I've got a MySQL database that has some Murmur2 hashes (as unsigned 64bit ints) that were generated with the Percona UDF that comes with the Percona strand of MySQL database found here https://github.com/percona/build-test/blob/master/plugin/percona-udf/murmur_udf.cc
My problem is that now I need to generate these same hashes on the PHP side, but I can't seem to find or tweak anything existing to work/output the same output for the same input.
Things I've tried:
- Copying the C++ function from the Percona UDF into my forked version of this PHP extension that originally produced 32bit int hashes https://github.com/StirlingMarketingGroup/php_murmurhash. This almost worked, as in it compiled, but when I execute the function within PHP the apache server crashes with a segfault and I'm not familiar enough with C++ and PHP extensions to debug this
The segfault gets caused by me running this function
var_dump(murmurhash('Hello World'));
Which works fine normally when I downloaded https://github.com/kibae/php_murmurhash (the original, 32bit, hash producing extension) and followed the instructions, but once I replaced the function (Only edit in the MurmurHash2.cpp file to https://github.com/StirlingMarketingGroup/php_murmurhash/blob/master/MurmurHash2.cpp) the same function call crashes the PHP script.

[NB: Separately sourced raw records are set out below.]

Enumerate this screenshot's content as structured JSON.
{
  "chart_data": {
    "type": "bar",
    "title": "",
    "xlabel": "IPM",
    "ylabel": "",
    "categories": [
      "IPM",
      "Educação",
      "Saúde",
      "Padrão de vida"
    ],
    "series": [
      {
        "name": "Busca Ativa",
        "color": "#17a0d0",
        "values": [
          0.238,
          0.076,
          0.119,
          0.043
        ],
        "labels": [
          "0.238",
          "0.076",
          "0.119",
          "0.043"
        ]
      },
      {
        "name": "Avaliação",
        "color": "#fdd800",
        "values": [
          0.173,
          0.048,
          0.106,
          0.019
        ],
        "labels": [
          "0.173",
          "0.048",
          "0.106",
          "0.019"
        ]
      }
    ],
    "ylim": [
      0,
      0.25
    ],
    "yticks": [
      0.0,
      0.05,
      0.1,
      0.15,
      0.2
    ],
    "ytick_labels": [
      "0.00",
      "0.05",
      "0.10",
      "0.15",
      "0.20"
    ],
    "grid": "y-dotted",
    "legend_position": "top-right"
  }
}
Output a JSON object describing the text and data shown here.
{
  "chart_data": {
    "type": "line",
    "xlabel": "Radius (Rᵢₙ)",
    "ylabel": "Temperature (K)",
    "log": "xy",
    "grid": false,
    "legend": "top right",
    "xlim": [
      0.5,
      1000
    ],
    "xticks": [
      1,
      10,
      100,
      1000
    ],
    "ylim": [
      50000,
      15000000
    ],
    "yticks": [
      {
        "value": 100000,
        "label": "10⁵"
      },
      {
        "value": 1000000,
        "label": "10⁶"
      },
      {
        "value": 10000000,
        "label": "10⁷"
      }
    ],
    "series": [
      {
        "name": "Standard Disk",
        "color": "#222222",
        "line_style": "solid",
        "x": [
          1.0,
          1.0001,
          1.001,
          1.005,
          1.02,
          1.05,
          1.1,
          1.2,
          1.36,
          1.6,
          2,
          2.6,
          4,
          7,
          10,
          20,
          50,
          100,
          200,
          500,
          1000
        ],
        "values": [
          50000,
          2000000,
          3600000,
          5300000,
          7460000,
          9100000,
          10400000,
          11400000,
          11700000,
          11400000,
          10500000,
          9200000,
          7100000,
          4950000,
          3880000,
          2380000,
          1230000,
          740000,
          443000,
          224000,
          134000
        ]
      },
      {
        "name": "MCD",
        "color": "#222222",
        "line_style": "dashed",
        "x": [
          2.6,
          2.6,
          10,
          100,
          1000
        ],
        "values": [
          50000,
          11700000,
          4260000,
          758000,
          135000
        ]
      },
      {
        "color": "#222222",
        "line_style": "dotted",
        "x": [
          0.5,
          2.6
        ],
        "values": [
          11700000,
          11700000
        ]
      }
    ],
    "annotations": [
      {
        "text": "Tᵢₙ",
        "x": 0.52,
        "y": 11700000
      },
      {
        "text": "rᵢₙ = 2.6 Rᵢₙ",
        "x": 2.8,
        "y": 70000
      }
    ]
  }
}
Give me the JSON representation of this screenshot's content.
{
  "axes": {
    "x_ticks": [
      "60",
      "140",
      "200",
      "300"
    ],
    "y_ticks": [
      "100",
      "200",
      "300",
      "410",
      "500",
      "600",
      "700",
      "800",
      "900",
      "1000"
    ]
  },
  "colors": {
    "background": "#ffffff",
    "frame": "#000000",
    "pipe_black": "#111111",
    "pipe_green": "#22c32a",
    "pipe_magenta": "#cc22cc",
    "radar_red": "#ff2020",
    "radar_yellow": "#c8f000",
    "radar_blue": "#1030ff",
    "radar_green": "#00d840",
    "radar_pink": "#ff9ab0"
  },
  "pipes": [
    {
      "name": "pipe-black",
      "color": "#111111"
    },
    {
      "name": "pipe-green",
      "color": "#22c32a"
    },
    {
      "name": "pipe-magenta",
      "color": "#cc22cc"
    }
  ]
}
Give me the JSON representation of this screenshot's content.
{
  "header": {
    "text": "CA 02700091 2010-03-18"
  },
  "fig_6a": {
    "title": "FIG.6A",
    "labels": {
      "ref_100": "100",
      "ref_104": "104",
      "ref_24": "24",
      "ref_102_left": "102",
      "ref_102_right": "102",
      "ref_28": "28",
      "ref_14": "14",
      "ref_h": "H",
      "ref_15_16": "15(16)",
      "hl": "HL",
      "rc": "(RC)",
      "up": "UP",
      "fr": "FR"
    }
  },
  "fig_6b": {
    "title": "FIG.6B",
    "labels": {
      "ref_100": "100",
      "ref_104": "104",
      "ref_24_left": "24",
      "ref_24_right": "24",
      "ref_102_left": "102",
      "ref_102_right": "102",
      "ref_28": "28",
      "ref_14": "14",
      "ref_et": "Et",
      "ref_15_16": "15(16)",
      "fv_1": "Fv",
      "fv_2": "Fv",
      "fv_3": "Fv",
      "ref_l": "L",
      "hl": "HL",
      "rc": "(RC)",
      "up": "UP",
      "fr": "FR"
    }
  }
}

- Trying to port the Percona UDF C++ function to PHP. I'm not super sure if my PHP function is 100% accurate with trying to account for the pointer incrementing but I suspect more so that the reason I get entirely different output with the PHP version has something to do with PHP not supporting unsigned integers.
Here is the PHP function that I've written as a port from the Percona C++ function
function murmurhash2(string $s) : int {
$len = strlen($s);
$seed = 0;
$m = 0x5bd1e995;
$r = 24;
$h1 = $seed ^ $len;
$h2 = 0;
$i = 0;
while ($len >= 8) {
$k1 = ord($s[$i++]);
$k1 *= $m; $k1 ^= $k1 >> $r; $k1 *= $m;
$h1 *= $m; $h1 ^= $k1;
$len -= 4;
$k2 = ord($s[$i++]);
$k2 *= $m; $k2 ^= $k2 >> $r; $k2 *= $m;
$h2 *= $m; $h2 ^= $k2;
$len -= 4;
}
if ($len >= 4) {
$k1 = ord($s[$i++]);
$k1 *= $m; $k1 ^= $k1 >> $r; $k1 *= $m;
$h1 *= $m; $h1 ^= $k1;
$len -= 4;
}
switch ($len) {
case 3: $h2 ^= ord($s[2]) << 16;
case 2: $h2 ^= ord($s[1]) << 8;
case 1: $h2 ^= ord($s[0]);
$h2 *= $m;
};
$h1 ^= $h2 >> 18; $h1 *= $m;
$h2 ^= $h1 >> 22; $h2 *= $m;
$h1 ^= $h2 >> 17; $h1 *= $m;
$h = $h1;
$h = ($h << 32) | $h2;
return $h;
}
Within MySQL I get this
select murmur_hash('Hello World'), cast(murmur_hash('Hello World')as unsigned), CONV(cast(murmur_hash('Hello World')as unsigned), 10, 16);
-- -8846466548632298438 9600277525077253178 853B098B6B655C3A
And in PHP I get
var_dump(murmurhash2('Hello World'));
// int(5969224437940092928)
So looking at the MySQL and PHP results, neither signed nor unsigned match my PHP output.
Is there something that can be fixed with either of my previous two approaches, or maybe an already working approach that I can use instead?